To make this chart, I trimmed the data to include only those countries that had data available in 2007 and 2019. I calculated which of these experienced the greatest change in GDP to debt ratio, and visualized only those that had greater than average change. I included the OECD average for context. While I like the way it looks, the format requires that the number of countries depicted be smaller, otherwise it looked like a confusing mess - if it were important that all of the countries be shown, or that the timeframe go back to the 90s, I would not have chosen this style. My other considerations (besides which countries to trim) when making this chart were about colors. Specifically, I wondered if the countries with the highest ratios also needed to be colored differently, or if they stand out enough without extra color. After trying it a few different ways, I decided that additional color does help the viewer interpret which country has the highest debt to GDP ratio (Japan), but it is most important for the benchmark information that helps contextualize the reader: in this context, this is probably the line for the US and the OECD average. As a result I decided to leave color off Japan. I chose to use green and blue after trying it out with red because of the negative connotations of red.
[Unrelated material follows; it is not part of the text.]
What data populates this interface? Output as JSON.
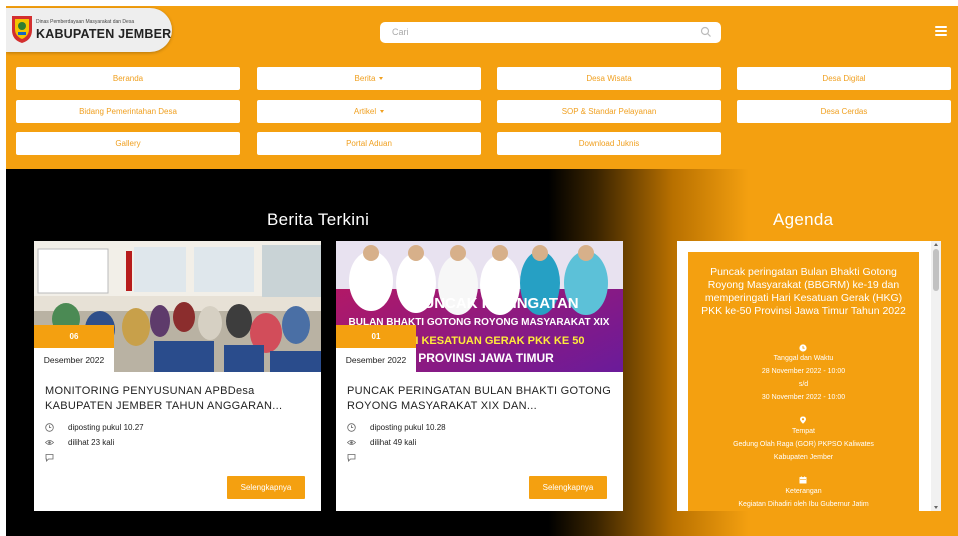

I also tried brighter and darker blues and greens.
One final thought about the second Flourish chart: making this animated visualization was a good opportunity for me to practice using Flourish and to clean and trim a dataset, but I think the end result is a case of the data serving the visualization and not the visualization serving the data - I prioritized finding a way to make this particular type of visualization work, even if it didn’t end up being the best possible way to display these data.
After exploring the OECD debt data across 3 visualizations, I think that the bar graph is the easiest to interpret from a glance, but it also shows less information, because it depicts only a point-in-time. The option to toggle background bars is also a good feature, because it allows the viewer to contextualize the data, and it’s visually appealing to provide ground features. While they are more difficult to interpret quickly, the line charts both show change over time, which adds an additional dimension of information. The other strength of the bar graph over the grid of line graphs is that the viewer can tell the relative differences between the countries very easily. With the grid of line graphs, it is more difficult to make a comparison between countries. That is why I chose the line race, so that the viewer would be able to look at the lines on the same axes. Because the data is a ratio, it works well in this format - it would not work if the data was a raw dollar amount of debt, for example.